Even though claims against directors for wrongful trading are not that common, with only just a little over 5 per cent of directors disqualified following insolvency proceedings, wrongful trading can still prove a risk to directors of companies facing insolvency.
Section 214 of the Insolvency Act states that if before a company is wound up, a director knew or ought to have known that there was no real chance of the company being able to avoid insolvent liquidation, and then from then on they failed to do whatever they could practicably do to minimise loss to creditors, then the court may force a director to make a personal contribution towards the company’s debts.

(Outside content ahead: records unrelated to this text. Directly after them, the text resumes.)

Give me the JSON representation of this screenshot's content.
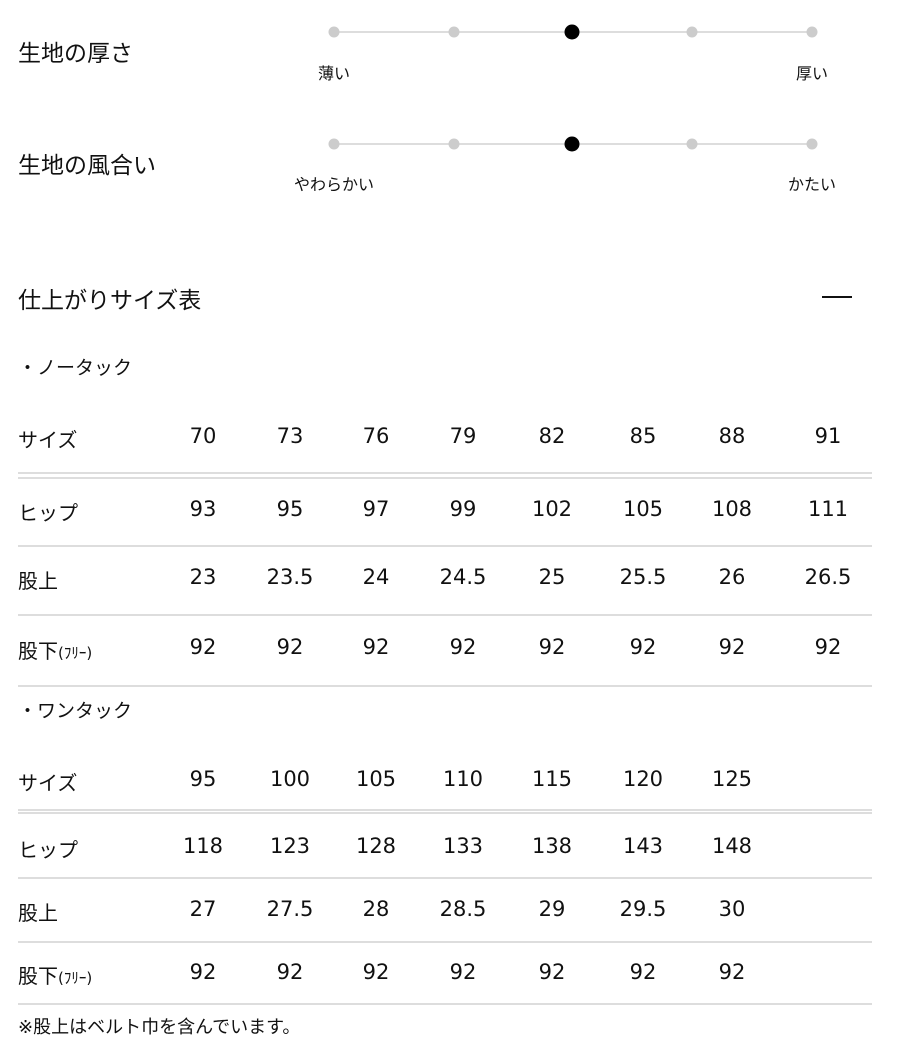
{
  "attributes": [
    {
      "title": "生地の厚さ",
      "min_label": "薄い",
      "max_label": "厚い",
      "steps": 5,
      "selected": 3
    },
    {
      "title": "生地の風合い",
      "min_label": "やわらかい",
      "max_label": "かたい",
      "steps": 5,
      "selected": 3
    }
  ],
  "size_chart": {
    "title": "仕上がりサイズ表",
    "toggle_icon": "minus-icon",
    "tables": [
      {
        "heading": "・ノータック",
        "rows": [
          {
            "label": "サイズ",
            "values": [
              "70",
              "73",
              "76",
              "79",
              "82",
              "85",
              "88",
              "91"
            ]
          },
          {
            "label": "ヒップ",
            "values": [
              "93",
              "95",
              "97",
              "99",
              "102",
              "105",
              "108",
              "111"
            ]
          },
          {
            "label": "股上",
            "values": [
              "23",
              "23.5",
              "24",
              "24.5",
              "25",
              "25.5",
              "26",
              "26.5"
            ]
          },
          {
            "label": "股下",
            "label_suffix": "(ﾌﾘｰ)",
            "values": [
              "92",
              "92",
              "92",
              "92",
              "92",
              "92",
              "92",
              "92"
            ]
          }
        ]
      },
      {
        "heading": "・ワンタック",
        "rows": [
          {
            "label": "サイズ",
            "values": [
              "95",
              "100",
              "105",
              "110",
              "115",
              "120",
              "125"
            ]
          },
          {
            "label": "ヒップ",
            "values": [
              "118",
              "123",
              "128",
              "133",
              "138",
              "143",
              "148"
            ]
          },
          {
            "label": "股上",
            "values": [
              "27",
              "27.5",
              "28",
              "28.5",
              "29",
              "29.5",
              "30"
            ]
          },
          {
            "label": "股下",
            "label_suffix": "(ﾌﾘｰ)",
            "values": [
              "92",
              "92",
              "92",
              "92",
              "92",
              "92",
              "92"
            ]
          }
        ]
      }
    ],
    "note": "※股上はベルト巾を含んでいます。"
  }
}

The situation is assessed against the standard of a reasonable diligent person who has the experience, skill and knowledge expected of a director, together with any additional experience, skill and knowledge that the individual is in possession of.
In other words, it’s all about negligence rather than dishonesty. Dishonesty is classed as fraudulent trading, and this is dealt with under Section 213 of the Act. We’ll look at that in a separate article. For now, let’s look at ways directors facing insolvency can avoid a claim being made against them for wrongful trading.
Keep appropriate accounting records
Without sufficient accounting records and where returns and payments are not made on time to Companies House and HMRC, the road ahead for a director in insolvency is not going to look too good. Providing you keep accurate and up to date records and make sure that everything is filed and paid on time, the court will look more favourably upon you.
Never use company funds or assets for personal benefit
Making use of company funds or assets for personal gain will be classed as wrongful trading as this obviously does not constitute doing everything practical to ensure creditors do not lose out. Be sure to document any drawings on company funds and that such drawings are only made for valid reasons. In addition, you should never draw excessive salaries or dividends during times of financial difficulty.
Be open with creditors
It is vital not to attempt to hide things with suppliers or anyone you owe money to. Being upfront about your situation and seeking practical ways to resolve payment issues will be looked upon favourably by the court.
Do not delay ceasing trading
If you are aware that there is little possibility of repaying debts then you should case trading immediately. If you continue to use credit services in the knowledge that there is no prospect of settling the accounts then this will be considered wrongful trading.
Take professional advice
If as soon as you realise there is a serious issue you seek professional advice from insolvency specialists then the court will take this into favourable consideration.
Avoiding director disqualification
The ramifications of director disqualification are very serious indeed. Not only does it involve a ban from running any company in the UK, directors who have been disqualified are also not permitted to act as school governors or charity trustees and are not allowed to retain membership of professional bodies.
It is therefore crucial to take professional advice as soon as there is even the slightest inkling of financial difficulties within your business. If you are worried about anything, why not talk in the first instance on an informal basis to your bookkeepers? They’ll be able to give you an idea as to whether it’s time to talk to insolvency experts or perhaps look at company rescue solutions.